There is a mortgage contingency date attached to the Shakespeare and Company agreement for the Kemble property. The theatre group must have its funding in place by Feb. 18. A closing date of April 4 is now anticipated.

"The regional banks are very interested in being a part of this," McCleary told Playbill On-Line.

Shakespeare and Company has a long, six-month season which begins May 8. By 2001, the theatre company hopes to have one 400-450 seat theatre stage up and running at Kemble. By then, most of the groups administrative offices will already be at Kemble. For now, and through much of the transition over the next few years, operations will continue at The Mount (that lease is valid through 2004) and at the nearby 500-seat Duffin Theatre. At Kemble, McCleary says, the theatre company hopes to provide a higher level of audience amenities.

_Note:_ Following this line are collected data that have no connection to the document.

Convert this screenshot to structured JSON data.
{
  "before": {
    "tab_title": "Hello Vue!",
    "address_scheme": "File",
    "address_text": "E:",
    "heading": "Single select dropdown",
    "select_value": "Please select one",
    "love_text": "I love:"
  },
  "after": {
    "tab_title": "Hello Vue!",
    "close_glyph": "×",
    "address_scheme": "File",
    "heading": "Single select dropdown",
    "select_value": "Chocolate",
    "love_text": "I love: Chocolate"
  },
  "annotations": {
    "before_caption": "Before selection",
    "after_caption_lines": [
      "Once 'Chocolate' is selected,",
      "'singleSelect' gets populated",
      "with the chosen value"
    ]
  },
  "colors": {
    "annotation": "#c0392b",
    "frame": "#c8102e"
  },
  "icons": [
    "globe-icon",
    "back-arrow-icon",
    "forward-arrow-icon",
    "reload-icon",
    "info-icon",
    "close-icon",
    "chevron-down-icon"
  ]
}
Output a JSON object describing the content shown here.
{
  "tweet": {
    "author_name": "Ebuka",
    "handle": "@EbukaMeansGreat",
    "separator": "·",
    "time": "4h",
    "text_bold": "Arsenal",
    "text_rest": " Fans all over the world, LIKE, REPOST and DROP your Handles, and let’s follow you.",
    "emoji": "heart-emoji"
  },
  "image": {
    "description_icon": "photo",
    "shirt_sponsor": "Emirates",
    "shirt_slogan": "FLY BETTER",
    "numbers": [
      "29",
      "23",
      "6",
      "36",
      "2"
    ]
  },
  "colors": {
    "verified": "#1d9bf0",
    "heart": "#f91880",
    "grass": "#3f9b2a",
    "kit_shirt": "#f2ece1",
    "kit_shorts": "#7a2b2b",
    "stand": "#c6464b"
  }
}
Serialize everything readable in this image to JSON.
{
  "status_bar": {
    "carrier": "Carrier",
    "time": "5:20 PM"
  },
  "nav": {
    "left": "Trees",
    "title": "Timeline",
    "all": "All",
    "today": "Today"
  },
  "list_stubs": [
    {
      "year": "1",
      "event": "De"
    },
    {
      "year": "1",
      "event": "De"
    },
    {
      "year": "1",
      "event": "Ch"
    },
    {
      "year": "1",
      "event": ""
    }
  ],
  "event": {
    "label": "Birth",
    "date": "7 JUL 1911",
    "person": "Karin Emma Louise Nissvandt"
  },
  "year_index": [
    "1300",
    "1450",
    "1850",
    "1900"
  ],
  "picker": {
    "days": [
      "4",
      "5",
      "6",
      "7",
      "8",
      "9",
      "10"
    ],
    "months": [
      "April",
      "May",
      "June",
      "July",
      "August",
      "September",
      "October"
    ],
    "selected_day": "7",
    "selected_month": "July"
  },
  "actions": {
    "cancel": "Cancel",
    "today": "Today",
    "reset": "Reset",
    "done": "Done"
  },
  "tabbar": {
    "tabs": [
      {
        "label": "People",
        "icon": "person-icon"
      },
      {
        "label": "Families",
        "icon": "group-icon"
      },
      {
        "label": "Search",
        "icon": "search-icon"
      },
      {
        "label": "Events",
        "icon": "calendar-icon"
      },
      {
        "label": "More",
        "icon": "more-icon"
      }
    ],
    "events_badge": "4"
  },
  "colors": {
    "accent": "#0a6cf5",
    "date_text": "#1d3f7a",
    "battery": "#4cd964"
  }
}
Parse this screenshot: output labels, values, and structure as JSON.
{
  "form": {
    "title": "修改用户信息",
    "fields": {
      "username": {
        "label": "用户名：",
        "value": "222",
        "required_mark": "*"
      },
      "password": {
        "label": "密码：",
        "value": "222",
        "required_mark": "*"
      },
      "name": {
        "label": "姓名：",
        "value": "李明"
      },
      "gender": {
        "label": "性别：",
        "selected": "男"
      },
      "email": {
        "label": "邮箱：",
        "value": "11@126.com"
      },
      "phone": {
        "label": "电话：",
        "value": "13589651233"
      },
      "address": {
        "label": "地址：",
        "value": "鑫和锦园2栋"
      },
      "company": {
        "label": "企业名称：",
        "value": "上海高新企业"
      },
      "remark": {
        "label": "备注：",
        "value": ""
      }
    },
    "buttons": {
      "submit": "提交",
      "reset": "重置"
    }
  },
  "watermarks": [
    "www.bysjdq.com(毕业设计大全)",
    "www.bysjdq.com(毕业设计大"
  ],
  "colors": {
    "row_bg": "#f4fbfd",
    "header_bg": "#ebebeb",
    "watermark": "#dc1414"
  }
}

"What we hope to be doing in next three years, before 2004," McCleary said, "is growing our audience to as much as one hundred percent over what we have now. The plan is to produce works over three properties. In time, we'll have the new stage site at Kemble, we'll continue producing at the outdoor mainstage at The Mount, and we'll continue using the 500-seat Duffin Theatre 2 miles away. By 2004, when we move to the new property, we will be taking a much more healthy audience base with us."

Shakespeare and Company has recorded four consecutive record breaking seasons and has an audience base of 38,000 people as of this year. Its goal is to establish a 60,000-strong audience base in the next few years. By comparison, New York City's Roundabout Theatre has just reached the 42,000 subscriber level and New Jersey's Paper Mill Playhouse is estimated at about 35-36,000.